Reacting to the dramatic increase in environmental conflicts in the region, Escazú is also the first international treaty that includes specific protections for environmental defenders. As Michel Forst, a United Nations human rights expert, has made clear, the threats, aggression, and fatal attacks on environmental defenders are often a direct result of the exploitation of natural resources that does not take into account the legitimate demands and concerns from local communities.

Measures to protect environmental defenders are a step in the right direction, offering hope to individuals and groups that defend the environment and their communities, and that are under threat in the region.

The road to Escazú was marked by more than five years of hard work after Rio +20, marked by an intense dialogue between the countries and nongovernmental groups in the region. Few international negotiations open up like this to allow the public to take the floor in real time and enrich the debate with their ideas and proposals.

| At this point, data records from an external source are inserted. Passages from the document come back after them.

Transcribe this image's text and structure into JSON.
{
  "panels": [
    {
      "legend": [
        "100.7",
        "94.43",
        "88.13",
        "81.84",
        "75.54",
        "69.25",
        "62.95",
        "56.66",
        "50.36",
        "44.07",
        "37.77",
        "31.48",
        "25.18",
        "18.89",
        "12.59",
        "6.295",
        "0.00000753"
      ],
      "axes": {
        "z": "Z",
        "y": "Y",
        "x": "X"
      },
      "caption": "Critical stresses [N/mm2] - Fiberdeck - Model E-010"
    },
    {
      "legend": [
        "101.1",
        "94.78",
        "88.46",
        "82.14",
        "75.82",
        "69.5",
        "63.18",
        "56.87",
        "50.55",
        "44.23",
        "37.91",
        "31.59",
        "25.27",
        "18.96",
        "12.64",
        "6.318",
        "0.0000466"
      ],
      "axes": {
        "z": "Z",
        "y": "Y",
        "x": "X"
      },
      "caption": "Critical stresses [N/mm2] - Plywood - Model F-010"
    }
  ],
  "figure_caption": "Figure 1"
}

The dialogue and the effort paid off.  Escazú’s new tools for international cooperation will strengthen the capacity of countries to achieve global goals, such as the sustainable development goals of Rio +20 and the climate change commitments of the Paris Agreement.

However, despite its benefits, an international treaty is not a magic recipe. The acute environmental and human rights problems of a region as diverse and complex as Latin America and the Caribbean require intervention from a variety of angles. However, civil society in these countries has great hopes that a binding agreement such as Escazú, in which the environment and human rights go hand in hand, can be a milestone on the road to ending the region’s environmental conflicts.

The countries of Latin America and the Caribbean should sign and ratify the Escazú Agreement, and so take advantage of this landmark opportunity to signal a real commitment to sustainable development, human rights and democracy.